At one level, I know exactly what’s there. I have a map, guidebooks; I’ve even possibly spent some time on Google Earth, flying over the terrain.

But at another level, I have no real idea what it’s like. I’ve never visited (having found that the beach was a perfectly lovely spot); I’ve never even talked to someone who has been over the mountains.

And that’s rather the situation I find with designing materials for others to use.

I feel I had a good grasp of what’s important in any given pedagogic method, the core elements that must be present for it to work, and I feel confident that I can communicate that to others.

But I also know that without actually experiencing the situation of the end-user, it’s very hard to make something that is very useful (rather than just functioning), because there are a wide variety of factors that come into play.

To come back to the INOTLES project, one of the big challenges was re-adjusting my understanding of the situation of our partners in Eastern Europe.

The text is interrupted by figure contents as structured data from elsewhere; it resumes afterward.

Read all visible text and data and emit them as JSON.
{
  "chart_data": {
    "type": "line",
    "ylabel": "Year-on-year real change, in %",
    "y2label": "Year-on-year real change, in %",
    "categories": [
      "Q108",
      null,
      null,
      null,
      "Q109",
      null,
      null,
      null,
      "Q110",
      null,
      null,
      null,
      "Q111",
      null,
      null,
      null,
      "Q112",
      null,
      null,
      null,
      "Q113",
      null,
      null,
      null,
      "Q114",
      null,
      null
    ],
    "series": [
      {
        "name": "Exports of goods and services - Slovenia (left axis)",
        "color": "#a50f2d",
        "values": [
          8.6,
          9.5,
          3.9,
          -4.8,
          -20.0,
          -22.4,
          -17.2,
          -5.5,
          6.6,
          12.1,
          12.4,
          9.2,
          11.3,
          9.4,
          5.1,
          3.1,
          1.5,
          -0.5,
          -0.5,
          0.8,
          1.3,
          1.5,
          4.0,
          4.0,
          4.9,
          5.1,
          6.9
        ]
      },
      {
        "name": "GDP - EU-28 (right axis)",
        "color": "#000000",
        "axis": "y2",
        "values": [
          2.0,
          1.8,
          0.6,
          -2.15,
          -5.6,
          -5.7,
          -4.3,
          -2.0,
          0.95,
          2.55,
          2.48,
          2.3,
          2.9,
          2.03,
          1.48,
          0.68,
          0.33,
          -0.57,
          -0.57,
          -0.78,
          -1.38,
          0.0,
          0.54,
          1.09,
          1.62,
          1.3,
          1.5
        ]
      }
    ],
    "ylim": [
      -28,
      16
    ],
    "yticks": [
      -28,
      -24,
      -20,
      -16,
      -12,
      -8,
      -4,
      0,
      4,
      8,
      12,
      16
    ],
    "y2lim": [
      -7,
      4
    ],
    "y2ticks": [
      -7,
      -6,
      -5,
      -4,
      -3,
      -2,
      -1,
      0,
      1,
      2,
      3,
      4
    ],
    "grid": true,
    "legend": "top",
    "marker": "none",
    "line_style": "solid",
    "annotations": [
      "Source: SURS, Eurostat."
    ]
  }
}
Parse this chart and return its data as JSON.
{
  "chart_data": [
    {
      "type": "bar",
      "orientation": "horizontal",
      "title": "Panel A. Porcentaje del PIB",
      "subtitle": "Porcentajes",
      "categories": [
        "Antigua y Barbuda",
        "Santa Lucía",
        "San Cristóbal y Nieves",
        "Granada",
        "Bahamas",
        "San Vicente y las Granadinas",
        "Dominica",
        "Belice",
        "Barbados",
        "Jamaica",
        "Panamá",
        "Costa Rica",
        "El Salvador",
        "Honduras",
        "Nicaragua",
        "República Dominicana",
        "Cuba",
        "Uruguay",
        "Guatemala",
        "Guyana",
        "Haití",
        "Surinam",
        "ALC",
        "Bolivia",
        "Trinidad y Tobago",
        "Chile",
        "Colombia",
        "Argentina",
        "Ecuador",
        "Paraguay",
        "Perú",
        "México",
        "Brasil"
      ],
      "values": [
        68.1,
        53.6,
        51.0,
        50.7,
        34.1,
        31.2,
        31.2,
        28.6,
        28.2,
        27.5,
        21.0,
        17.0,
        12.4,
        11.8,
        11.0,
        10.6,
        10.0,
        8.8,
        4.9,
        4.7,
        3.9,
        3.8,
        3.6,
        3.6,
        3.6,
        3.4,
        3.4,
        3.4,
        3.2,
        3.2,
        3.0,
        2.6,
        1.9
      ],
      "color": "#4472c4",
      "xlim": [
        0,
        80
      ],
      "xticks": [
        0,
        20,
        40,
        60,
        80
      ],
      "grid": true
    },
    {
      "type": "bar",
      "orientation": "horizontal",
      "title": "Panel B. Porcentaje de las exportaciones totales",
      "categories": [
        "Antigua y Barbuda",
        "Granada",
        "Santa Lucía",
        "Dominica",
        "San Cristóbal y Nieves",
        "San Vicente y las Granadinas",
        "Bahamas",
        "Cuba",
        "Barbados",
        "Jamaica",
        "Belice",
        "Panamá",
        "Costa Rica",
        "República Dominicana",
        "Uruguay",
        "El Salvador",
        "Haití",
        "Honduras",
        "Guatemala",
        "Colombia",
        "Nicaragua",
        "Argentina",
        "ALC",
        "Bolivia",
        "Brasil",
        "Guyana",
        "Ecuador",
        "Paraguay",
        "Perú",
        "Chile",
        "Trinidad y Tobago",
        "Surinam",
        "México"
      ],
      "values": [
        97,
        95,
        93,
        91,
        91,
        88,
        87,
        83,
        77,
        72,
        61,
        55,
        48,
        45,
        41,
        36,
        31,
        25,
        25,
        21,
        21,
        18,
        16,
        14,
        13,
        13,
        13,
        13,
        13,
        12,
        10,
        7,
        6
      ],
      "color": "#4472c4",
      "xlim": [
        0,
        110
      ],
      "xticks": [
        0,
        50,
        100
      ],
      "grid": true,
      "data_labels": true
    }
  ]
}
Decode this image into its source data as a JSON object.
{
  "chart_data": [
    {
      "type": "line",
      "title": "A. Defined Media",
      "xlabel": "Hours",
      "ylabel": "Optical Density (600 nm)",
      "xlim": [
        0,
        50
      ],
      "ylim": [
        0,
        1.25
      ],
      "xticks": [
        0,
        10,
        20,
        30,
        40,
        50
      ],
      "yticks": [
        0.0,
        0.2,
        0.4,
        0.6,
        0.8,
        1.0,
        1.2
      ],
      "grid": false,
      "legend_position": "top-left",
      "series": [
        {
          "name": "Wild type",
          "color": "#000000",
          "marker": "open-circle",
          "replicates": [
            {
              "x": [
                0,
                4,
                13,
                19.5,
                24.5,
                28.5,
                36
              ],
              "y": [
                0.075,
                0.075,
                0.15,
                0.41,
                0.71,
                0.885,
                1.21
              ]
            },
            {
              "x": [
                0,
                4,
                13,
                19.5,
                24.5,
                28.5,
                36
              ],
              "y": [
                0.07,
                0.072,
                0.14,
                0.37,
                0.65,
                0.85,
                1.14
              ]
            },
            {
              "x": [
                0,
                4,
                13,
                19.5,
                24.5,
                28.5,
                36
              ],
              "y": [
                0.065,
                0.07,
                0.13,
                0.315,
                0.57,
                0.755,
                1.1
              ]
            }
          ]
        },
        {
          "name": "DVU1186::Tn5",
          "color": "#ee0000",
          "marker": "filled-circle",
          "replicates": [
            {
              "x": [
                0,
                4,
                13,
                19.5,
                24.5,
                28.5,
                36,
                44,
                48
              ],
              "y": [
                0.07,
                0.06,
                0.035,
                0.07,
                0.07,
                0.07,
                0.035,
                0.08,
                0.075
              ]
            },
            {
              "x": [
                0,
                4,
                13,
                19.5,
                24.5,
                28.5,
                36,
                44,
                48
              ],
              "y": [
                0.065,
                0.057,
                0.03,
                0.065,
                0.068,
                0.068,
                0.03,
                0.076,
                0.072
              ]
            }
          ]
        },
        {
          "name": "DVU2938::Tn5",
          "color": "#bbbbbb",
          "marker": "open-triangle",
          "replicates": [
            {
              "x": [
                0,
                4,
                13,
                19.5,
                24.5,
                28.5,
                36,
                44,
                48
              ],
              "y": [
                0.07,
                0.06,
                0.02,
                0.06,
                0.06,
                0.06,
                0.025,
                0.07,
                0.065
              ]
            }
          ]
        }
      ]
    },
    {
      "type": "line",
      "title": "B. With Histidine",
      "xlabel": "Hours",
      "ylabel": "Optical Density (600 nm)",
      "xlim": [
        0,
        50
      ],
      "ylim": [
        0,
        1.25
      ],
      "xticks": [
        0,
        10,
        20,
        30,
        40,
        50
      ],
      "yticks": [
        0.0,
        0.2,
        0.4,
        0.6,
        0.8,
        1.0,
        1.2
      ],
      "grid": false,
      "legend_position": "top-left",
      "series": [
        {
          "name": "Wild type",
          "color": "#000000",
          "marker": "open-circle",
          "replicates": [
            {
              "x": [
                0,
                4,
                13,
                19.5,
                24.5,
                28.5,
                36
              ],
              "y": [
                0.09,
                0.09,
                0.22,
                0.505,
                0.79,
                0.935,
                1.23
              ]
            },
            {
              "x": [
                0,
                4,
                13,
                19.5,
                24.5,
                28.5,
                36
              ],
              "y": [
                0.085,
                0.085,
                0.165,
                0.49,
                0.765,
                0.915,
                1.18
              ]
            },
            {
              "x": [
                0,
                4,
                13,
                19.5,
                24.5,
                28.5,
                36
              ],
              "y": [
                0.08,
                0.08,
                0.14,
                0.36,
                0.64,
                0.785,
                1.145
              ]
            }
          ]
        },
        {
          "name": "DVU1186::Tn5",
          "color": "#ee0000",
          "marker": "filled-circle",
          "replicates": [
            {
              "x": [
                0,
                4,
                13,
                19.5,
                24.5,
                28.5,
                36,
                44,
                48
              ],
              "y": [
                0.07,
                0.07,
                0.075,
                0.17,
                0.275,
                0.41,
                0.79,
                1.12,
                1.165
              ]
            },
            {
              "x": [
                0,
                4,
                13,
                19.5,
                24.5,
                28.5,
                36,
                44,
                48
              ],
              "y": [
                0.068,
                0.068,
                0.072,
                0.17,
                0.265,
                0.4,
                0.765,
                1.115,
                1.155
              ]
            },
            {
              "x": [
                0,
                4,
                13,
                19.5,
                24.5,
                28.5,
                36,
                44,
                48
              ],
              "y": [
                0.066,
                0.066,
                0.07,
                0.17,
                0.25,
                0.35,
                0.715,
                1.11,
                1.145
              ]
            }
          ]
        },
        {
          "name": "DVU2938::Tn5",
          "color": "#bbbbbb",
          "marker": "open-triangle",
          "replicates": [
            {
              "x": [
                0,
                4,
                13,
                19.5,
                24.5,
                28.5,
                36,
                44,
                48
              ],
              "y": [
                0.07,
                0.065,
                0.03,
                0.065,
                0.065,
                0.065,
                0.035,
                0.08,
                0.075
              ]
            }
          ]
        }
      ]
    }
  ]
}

While I was worrying initially about aligning assessment with game-play in simulations, they were worrying about a lack of furniture in their classrooms.

Problematically, this is not an easy situation to resolve. When we create materials for sharing, we always do with a number of assumptions that are more or less implicit. Even if we could list all those assumptions, it’s not immediately obvious how they might impact on pedagogy (the presence/absence of furniture might be a good example).

Perhaps the best we can do is be alive to this issue and to be open to discussion with end-users about how they see things and what adjustments might be suitable. In short, talking with each other might be the way forward, to take us to the edge of the mountains.